Is there any way to have the JBoss connection pool reconnect to Oracle when connections go bad?

We have our JBoss and Oracle on separate servers. The connections seem to be dropped and is causing issues with JBoss. How can I have the JBoss reconnect to Oracle if the connection is bad while we figure out why the connections are being dropped in the first place?
Whilst you can use the old "select 1 from dual" trick, the downside with this is that it issues an extra query each and every time you borrow a connection from the pool. For high volumes, this is wasteful.
JBoss provides a special connection validator which should be used for Oracle:
<valid-connection-checker-class-name>
org.jboss.resource.adapter.jdbc.vendor.OracleValidConnectionChecker
</valid-connection-checker-class-name>
This makes use of the proprietary ping() method on the Oracle JDBC Connection class, and uses the driver's underlying networking code to determine if the connection is still alive.
However, it's still wasteful to run this each and every time a connection is borrowed, so you may want to use the facility where a background thread checks the connections in the pool, and silently discards the dead ones. This is much more efficient, but means that if the connections do go dead, any attempt to use them before the background thread runs its check will fail.
See the wiki docs for how to configure the background checking (look for background-validation-millis).
There is usually a configuration option on the pool to enable a validation query to be executed on borrow. If the validation query executes successfully, the pool will return that connection. If the query does not execute successfully, the pool will create a new connection.
The JBoss Wiki documents the various attributes of the pool.

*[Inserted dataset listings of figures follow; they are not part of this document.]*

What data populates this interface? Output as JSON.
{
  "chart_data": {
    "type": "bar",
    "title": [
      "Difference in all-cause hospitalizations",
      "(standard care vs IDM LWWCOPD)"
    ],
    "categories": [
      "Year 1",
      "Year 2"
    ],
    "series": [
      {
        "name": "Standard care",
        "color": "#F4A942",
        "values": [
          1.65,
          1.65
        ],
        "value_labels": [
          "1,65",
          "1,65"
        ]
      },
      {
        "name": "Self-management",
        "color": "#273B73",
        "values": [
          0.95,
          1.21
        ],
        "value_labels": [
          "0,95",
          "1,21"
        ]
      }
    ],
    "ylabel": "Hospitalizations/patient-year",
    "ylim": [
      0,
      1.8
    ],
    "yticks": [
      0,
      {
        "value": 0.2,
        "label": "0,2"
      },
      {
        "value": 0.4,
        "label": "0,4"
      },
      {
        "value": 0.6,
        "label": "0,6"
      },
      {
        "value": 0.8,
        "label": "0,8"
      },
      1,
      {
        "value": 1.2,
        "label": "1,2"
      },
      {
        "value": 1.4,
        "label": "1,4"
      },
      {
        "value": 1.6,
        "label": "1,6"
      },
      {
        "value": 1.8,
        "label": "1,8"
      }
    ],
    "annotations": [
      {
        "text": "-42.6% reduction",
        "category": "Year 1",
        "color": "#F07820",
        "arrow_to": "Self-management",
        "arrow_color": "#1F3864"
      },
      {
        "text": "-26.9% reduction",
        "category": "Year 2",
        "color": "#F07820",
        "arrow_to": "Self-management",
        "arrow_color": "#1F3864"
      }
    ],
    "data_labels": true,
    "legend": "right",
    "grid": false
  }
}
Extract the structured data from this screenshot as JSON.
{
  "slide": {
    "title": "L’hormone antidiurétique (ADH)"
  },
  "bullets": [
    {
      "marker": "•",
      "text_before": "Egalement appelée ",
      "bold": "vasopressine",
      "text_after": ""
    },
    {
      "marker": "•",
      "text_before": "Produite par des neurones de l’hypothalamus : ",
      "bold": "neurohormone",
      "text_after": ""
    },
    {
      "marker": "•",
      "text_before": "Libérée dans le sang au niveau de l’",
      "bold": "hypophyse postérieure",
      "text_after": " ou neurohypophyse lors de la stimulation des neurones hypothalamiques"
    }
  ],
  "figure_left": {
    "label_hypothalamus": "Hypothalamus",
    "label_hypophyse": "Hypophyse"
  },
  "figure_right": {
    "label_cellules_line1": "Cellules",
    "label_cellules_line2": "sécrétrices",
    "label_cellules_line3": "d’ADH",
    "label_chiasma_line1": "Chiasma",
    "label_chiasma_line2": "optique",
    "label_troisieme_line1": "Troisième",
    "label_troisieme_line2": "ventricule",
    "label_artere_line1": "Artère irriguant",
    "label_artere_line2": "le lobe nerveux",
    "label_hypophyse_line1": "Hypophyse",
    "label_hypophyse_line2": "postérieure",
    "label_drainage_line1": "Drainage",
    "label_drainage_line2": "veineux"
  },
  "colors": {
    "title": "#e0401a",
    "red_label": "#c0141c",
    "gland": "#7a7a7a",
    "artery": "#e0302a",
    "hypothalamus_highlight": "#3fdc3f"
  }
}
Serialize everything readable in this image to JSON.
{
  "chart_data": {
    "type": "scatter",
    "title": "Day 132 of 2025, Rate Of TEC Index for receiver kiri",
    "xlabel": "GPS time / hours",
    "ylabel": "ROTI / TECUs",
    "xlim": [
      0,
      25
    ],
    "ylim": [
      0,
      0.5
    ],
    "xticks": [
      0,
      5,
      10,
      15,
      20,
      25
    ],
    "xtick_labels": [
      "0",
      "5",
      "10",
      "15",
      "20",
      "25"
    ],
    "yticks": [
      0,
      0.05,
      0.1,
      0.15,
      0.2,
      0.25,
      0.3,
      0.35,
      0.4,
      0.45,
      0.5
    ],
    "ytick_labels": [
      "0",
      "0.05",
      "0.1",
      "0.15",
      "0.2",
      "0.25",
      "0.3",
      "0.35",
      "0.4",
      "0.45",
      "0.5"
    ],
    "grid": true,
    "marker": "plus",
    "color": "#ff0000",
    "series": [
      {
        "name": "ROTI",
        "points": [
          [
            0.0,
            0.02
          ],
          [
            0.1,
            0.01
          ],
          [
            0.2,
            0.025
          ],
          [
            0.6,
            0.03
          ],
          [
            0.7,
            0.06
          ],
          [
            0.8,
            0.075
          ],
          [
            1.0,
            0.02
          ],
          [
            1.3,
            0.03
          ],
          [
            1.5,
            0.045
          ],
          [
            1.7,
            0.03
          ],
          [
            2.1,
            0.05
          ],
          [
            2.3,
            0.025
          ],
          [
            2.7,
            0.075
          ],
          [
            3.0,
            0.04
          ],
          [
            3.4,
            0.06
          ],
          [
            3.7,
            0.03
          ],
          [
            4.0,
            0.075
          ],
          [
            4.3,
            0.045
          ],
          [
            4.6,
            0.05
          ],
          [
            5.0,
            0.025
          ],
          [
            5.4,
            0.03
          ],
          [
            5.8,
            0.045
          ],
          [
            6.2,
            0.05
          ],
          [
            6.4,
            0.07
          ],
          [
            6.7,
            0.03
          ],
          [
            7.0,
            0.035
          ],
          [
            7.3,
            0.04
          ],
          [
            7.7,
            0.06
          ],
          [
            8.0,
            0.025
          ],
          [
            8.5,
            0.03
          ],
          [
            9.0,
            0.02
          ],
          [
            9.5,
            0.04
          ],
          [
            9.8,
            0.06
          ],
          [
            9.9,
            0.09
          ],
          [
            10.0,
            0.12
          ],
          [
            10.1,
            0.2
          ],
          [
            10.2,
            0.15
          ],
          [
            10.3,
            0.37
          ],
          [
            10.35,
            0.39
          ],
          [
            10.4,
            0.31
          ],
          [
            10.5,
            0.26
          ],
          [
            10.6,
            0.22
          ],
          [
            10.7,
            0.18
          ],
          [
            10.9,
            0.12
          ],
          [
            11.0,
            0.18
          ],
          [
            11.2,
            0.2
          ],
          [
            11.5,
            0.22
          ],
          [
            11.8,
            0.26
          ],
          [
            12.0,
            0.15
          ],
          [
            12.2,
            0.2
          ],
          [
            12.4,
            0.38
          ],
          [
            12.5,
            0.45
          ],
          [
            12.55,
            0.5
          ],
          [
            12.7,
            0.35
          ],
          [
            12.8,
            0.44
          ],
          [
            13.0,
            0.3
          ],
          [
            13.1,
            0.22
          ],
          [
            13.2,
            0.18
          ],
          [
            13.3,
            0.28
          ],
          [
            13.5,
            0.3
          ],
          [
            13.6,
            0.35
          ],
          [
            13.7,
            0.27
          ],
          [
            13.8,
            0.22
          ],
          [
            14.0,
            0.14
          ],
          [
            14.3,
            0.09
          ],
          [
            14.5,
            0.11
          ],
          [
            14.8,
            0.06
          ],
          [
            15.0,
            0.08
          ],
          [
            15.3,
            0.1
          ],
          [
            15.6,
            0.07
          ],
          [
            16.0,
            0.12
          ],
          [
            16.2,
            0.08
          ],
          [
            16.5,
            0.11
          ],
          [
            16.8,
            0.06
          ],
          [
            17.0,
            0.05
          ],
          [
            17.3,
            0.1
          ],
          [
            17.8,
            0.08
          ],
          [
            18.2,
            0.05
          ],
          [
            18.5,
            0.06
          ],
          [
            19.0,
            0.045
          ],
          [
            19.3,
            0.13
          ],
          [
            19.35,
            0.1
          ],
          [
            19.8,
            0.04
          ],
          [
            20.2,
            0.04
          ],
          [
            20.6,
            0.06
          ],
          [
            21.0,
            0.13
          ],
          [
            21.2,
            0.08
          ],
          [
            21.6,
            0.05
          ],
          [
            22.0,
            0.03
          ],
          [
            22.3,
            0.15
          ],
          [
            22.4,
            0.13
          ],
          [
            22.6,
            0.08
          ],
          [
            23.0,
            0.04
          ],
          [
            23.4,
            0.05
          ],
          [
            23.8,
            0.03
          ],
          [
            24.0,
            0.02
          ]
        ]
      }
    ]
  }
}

<check-valid-connection-sql>select 1 from dual</check-valid-connection-sql>
Seems like it should do the trick.
Not enough rep for a comment, so it's in a form of an answer. The 'Select 1 from dual' and skaffman's org.jboss.resource.adapter.jdbc.vendor.OracleValidConnectionChecker method are equivalent , although the connection check does provide a level of abstraction. We had to decompile the oracle jdbc drivers for a troubleshooting exercise and Oracle's internal implementation of the ping is to perform a 'Select 'x' from dual'. Natch.

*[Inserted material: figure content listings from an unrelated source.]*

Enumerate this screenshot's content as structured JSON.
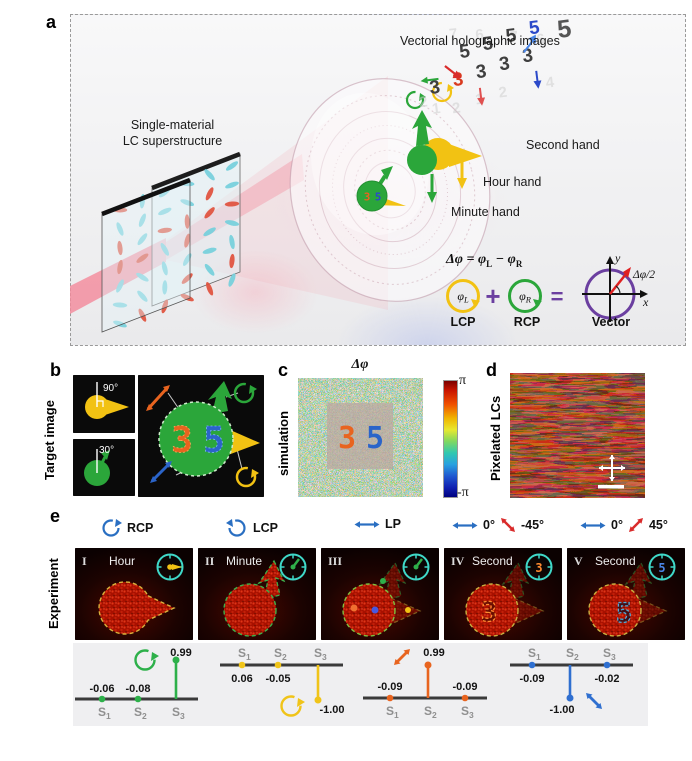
{
  "colors": {
    "green": "#2BA63A",
    "yellow": "#F2C213",
    "orange": "#E8641F",
    "blue": "#2B64C9",
    "cyan_clock": "#3FD8C8",
    "laser_pink": "#F4889A",
    "purple": "#6B3FA0",
    "header_blue": "#2A6FC2",
    "header_red": "#D92B2B"
  },
  "a": {
    "label": "a",
    "title": "Vectorial holographic images",
    "material_line1": "Single-material",
    "material_line2": "LC superstructure",
    "second_hand": "Second hand",
    "hour_hand": "Hour hand",
    "minute_hand": "Minute hand",
    "formula": {
      "d": "Δφ",
      "eq": " = ",
      "p1": "φ",
      "s1": "L",
      "minus": " − ",
      "p2": "φ",
      "s2": "R"
    },
    "phiL": {
      "base": "φ",
      "sub": "L"
    },
    "phiR": {
      "base": "φ",
      "sub": "R"
    },
    "plus": "+",
    "equals": "=",
    "lcp": "LCP",
    "rcp": "RCP",
    "vector": "Vector",
    "axis_x": "x",
    "axis_y": "y",
    "half": "Δφ/2",
    "digit3": "3",
    "digit5": "5"
  },
  "b": {
    "label": "b",
    "side": "Target image",
    "angle_top": "90°",
    "angle_bottom": "30°",
    "digit3": "3",
    "digit5": "5"
  },
  "c": {
    "label": "c",
    "side": "simulation",
    "top": "Δφ",
    "cb_max": "π",
    "cb_min": "-π",
    "digit3": "3",
    "digit5": "5"
  },
  "d": {
    "label": "d",
    "side": "Pixelated LCs"
  },
  "e": {
    "label": "e",
    "side": "Experiment",
    "headers": [
      {
        "label": "RCP"
      },
      {
        "label": "LCP"
      },
      {
        "label": "LP"
      },
      {
        "deg0": "0°",
        "deg": "-45°"
      },
      {
        "deg0": "0°",
        "deg": "45°"
      }
    ],
    "images": [
      {
        "numeral": "I",
        "title": "Hour"
      },
      {
        "numeral": "II",
        "title": "Minute"
      },
      {
        "numeral": "III",
        "title": ""
      },
      {
        "numeral": "IV",
        "title": "Second",
        "digit": "3"
      },
      {
        "numeral": "V",
        "title": "Second",
        "digit": "5"
      }
    ],
    "axis": {
      "base": "S",
      "sub1": "1",
      "sub2": "2",
      "sub3": "3"
    },
    "stokes": [
      {
        "s1": "-0.06",
        "s2": "-0.08",
        "s3": "0.99"
      },
      {
        "s1": "0.06",
        "s2": "-0.05",
        "s3": "-1.00"
      },
      {
        "s1": "-0.09",
        "s2": "0.99",
        "s3": "-0.09"
      },
      {
        "s1": "-0.09",
        "s2": "-1.00",
        "s3": "-0.02"
      }
    ]
  },
  "chart_data": [
    {
      "type": "stem",
      "categories": [
        "S1",
        "S2",
        "S3"
      ],
      "values": [
        -0.06,
        -0.08,
        0.99
      ],
      "ylim": [
        -1,
        1
      ],
      "color": "#2BA63A",
      "marker_icon": "circular-arrow-green"
    },
    {
      "type": "stem",
      "categories": [
        "S1",
        "S2",
        "S3"
      ],
      "values": [
        0.06,
        -0.05,
        -1.0
      ],
      "ylim": [
        -1,
        1
      ],
      "color": "#F2C213",
      "marker_icon": "circular-arrow-yellow"
    },
    {
      "type": "stem",
      "categories": [
        "S1",
        "S2",
        "S3"
      ],
      "values": [
        -0.09,
        0.99,
        -0.09
      ],
      "ylim": [
        -1,
        1
      ],
      "color": "#E8641F",
      "marker_icon": "diagonal-double-arrow-orange-45"
    },
    {
      "type": "stem",
      "categories": [
        "S1",
        "S2",
        "S3"
      ],
      "values": [
        -0.09,
        -1.0,
        -0.02
      ],
      "ylim": [
        -1,
        1
      ],
      "color": "#2F6FD0",
      "marker_icon": "diagonal-double-arrow-blue-minus45"
    }
  ]
}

JBoss provides 2 ways to Validate connection:
- Ping based AND
- Query based
You can use as per requirement. This is scheduled by separate thread as per duration defined in datasource configuration file.
<background-validation>true</background-validation> <background-validation-minutes>1</background-validation-minutes>
Some time if you are not having right oracle driver at Jboss, you may get classcast or related error and for that connection may start dropout from connection pool. You can try creating your own ConnectionValidator class by implementing org.jboss.resource.adapter.jdbc.ValidConnectionChecker interface. This interface provides only single method 'isValidConnection()' and expecting 'NULL' in return for valid connection.
Ex:
public class OracleValidConnectionChecker implements ValidConnectionChecker, Serializable {
private Method ping;
// The timeout (apparently the timeout is ignored?)

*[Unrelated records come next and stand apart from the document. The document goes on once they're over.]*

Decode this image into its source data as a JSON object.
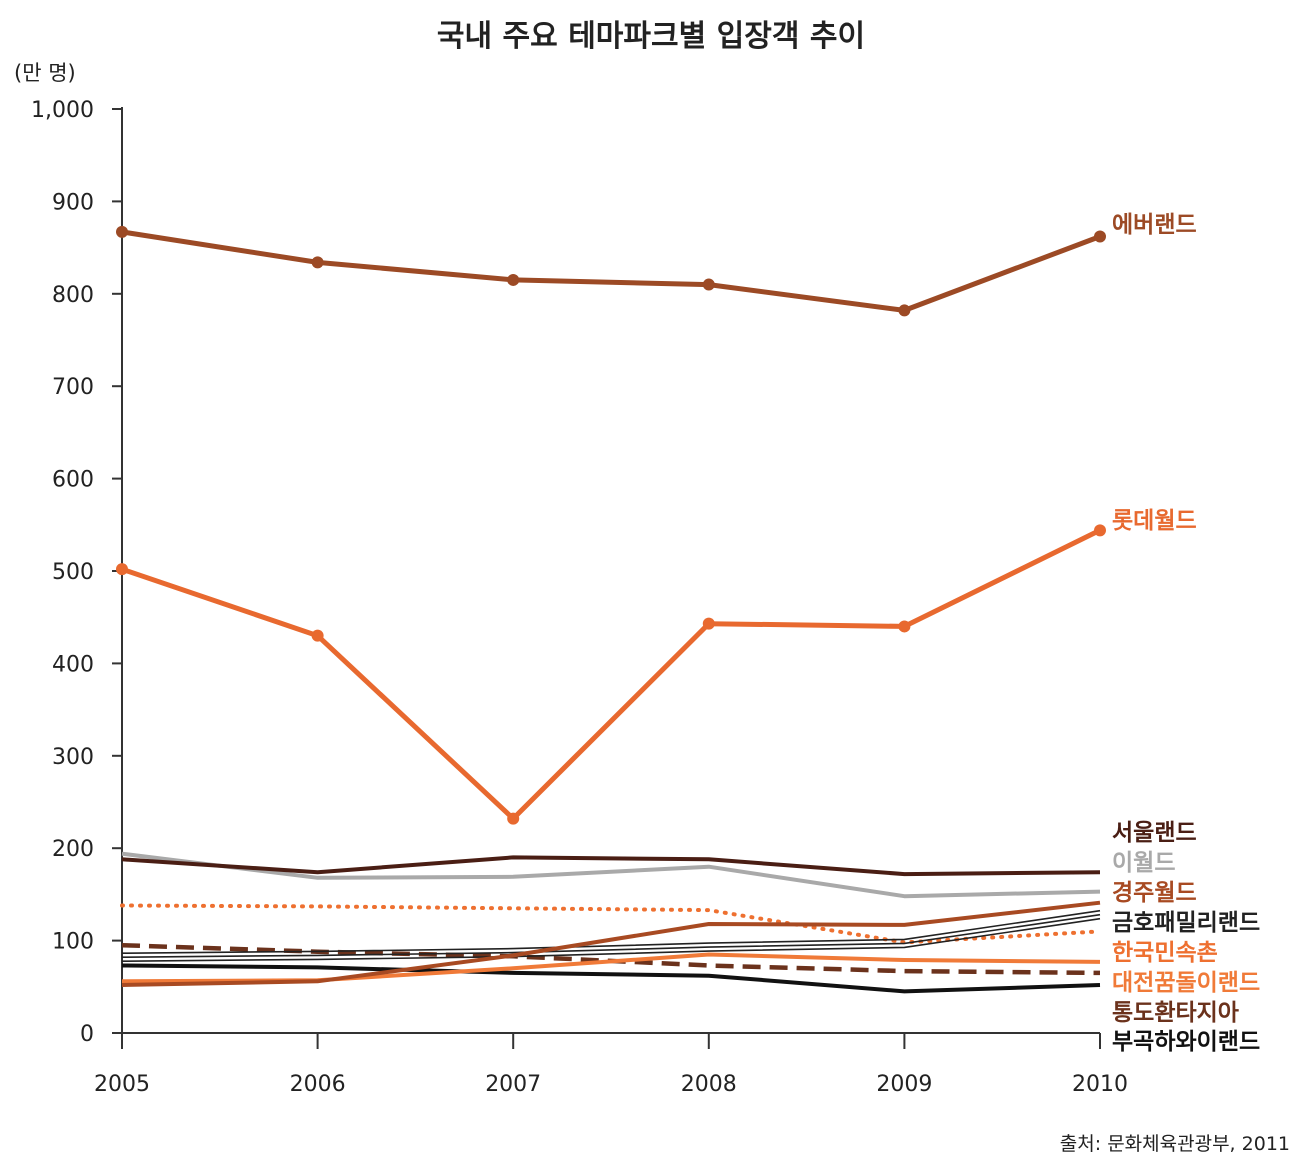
{
  "chart_data": {
    "type": "line",
    "title": "국내 주요 테마파크별 입장객 추이",
    "unit_label": "(만 명)",
    "source": "출처: 문화체육관광부, 2011",
    "x": [
      "2005",
      "2006",
      "2007",
      "2008",
      "2009",
      "2010"
    ],
    "ylim": [
      0,
      1000
    ],
    "yticks": [
      "0",
      "100",
      "200",
      "300",
      "400",
      "500",
      "600",
      "700",
      "800",
      "900",
      "1,000"
    ],
    "grid": false,
    "series": [
      {
        "name": "에버랜드",
        "color": "#9c4a25",
        "style": "solid-marker",
        "values": [
          867,
          834,
          815,
          810,
          782,
          862
        ]
      },
      {
        "name": "롯데월드",
        "color": "#e8692f",
        "style": "solid-marker",
        "values": [
          502,
          430,
          232,
          443,
          440,
          544
        ]
      },
      {
        "name": "서울랜드",
        "color": "#4a1e14",
        "style": "solid",
        "values": [
          188,
          174,
          190,
          188,
          172,
          174
        ]
      },
      {
        "name": "이월드",
        "color": "#a9a9a9",
        "style": "solid",
        "values": [
          194,
          168,
          169,
          180,
          148,
          153
        ]
      },
      {
        "name": "경주월드",
        "color": "#a84a22",
        "style": "solid",
        "values": [
          52,
          56,
          84,
          118,
          117,
          141
        ]
      },
      {
        "name": "금호패밀리랜드",
        "color": "#222222",
        "style": "triple",
        "values": [
          82,
          84,
          87,
          93,
          97,
          128
        ]
      },
      {
        "name": "한국민속촌",
        "color": "#ee7030",
        "style": "dotted",
        "values": [
          138,
          137,
          135,
          133,
          98,
          110
        ]
      },
      {
        "name": "대전꿈돌이랜드",
        "color": "#f07a38",
        "style": "solid",
        "values": [
          56,
          57,
          70,
          85,
          79,
          77
        ]
      },
      {
        "name": "통도환타지아",
        "color": "#6b321c",
        "style": "dashed",
        "values": [
          95,
          88,
          83,
          73,
          67,
          65
        ]
      },
      {
        "name": "부곡하와이랜드",
        "color": "#111111",
        "style": "solid",
        "values": [
          73,
          71,
          65,
          62,
          45,
          52
        ]
      }
    ]
  }
}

private static Object[] params = new Object[] { new Integer(5000) };
public SQLException isValidConnection(Connection c) {
try {
Integer status = (Integer) ping.invoke(c, params);
if (status.intValue() < 0) {
return new SQLException("pingDatabase failed status=" + status);
}
}
catch (Exception e) {
log.warn("Unexpected error in pingDatabase", e);
}
// OK
return null;
}
}
A little update to #skaffman's answer. In JBoss 7 you have to use "class-name" attribute when setting valid connection checker and also package is different:
<valid-connection-checker class-name="org.jboss.jca.adapters.jdbc.extensions.oracle.OracleValidConnectionChecker" />
We've recently had some floating request handling failures caused by orphaned oracle DBMS_LOCK session locks that retained indefinitely in client-side connection pool.
So here is a solution that forces session expiry in 30 minutes but doesn't affect application's operation:
<check-valid-connection-sql>select case when 30/60/24 > sysdate-LOGON_TIME then 1 else 1/0 end
from V$SESSION where AUDSID = userenv('SESSIONID')</check-valid-connection-sql>
This may involve some slow down in process of obtaining connections from pool. Make sure to test this under load.